Samsun’un geneline bakılacak olursa göç almadığını düşünebiliriz ancak, Büyükşehir sınırları yani merkezde nüfusun artmakta olduğu da bir gerçektir.
Bu tabloya göre göç hareketi iki türlü gerçekleşiyor. İlçeler göç veriyor. Bu göçün büyük bir kısmı şehir merkezine doğru oluyor.
Özellikle Atakum’ un yoğun olarak göç alan bir merkez olduğunu biliyoruz.

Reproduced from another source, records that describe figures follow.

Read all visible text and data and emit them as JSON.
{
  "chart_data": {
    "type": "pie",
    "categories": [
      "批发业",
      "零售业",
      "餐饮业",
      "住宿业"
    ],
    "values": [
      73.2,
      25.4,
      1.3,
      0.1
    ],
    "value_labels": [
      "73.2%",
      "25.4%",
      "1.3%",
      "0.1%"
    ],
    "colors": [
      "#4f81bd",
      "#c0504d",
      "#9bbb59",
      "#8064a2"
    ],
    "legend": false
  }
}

Bütün bunlara bakarak Samsun’da nüfus artmasa bile göç hareketinin varlığı da inkâr edilemez bir durum olarak ortada duruyor.
Hal böyleyken bu nüfusu besleyecek ekonomik yapıya bir göz atmamız gerekirse, bu durum biraz canımızı sıkacak gibi görünüyor.
Samsun’da istihdamın büyük bir bölümünü kamu kuruluşları karşılıyordu.
Yani.
Karayolları.
Tekel, Azot ve Bakır
Bu örnekleri çoğaltabiliriz.
Karayollarının son yıllarda yeni işçi aldığına şahitlik edeniniz var mı.
Ya Tekel’de son bikaç yıl içinde işe gireni biliyor musunuz.
Azot ve Bakır’ dan dan hiç söz etmeyeyim isterseniz.
Canınız fena halde sıkılabilir çünkü.
Samsun halkı için bu kuruluşların tümü iş umuduydu.
Halkına iş ve aş bulmak devletin temel görevidir.
Sosyal devlet olmanın olmazsa olmaz koşullarından birisi halkını beslemektir zira.
Geçenlerde bir dostumdan öğrendim. Samsun’da işsizlik artıyormuş.
Öyle yüzde iki veya üç gibi değil.
Bikaç yıl önce yüzde 17 olan işsizlik oranı, bu yıl itibariyle yüzde 34’e yükselmiş.
Çok ciddi bir atış bu.
Tam alarm düzeyi yani.
Bu bilgi öyle kahvehane köşesinde de alınmış değil üstelik. Bunu bana söyleyen kişi etkili ve yetkili birisidir.
Söyledikleri yabana atılı cinsten değil bu bakımdan.
Kara kara bu sorunun nasıl çözülebilirliği için kafa yoruluyor şu sıralar.
‘’Samsun uçuyor, kaçıyor’’ diyen dostlara ithaf olunur.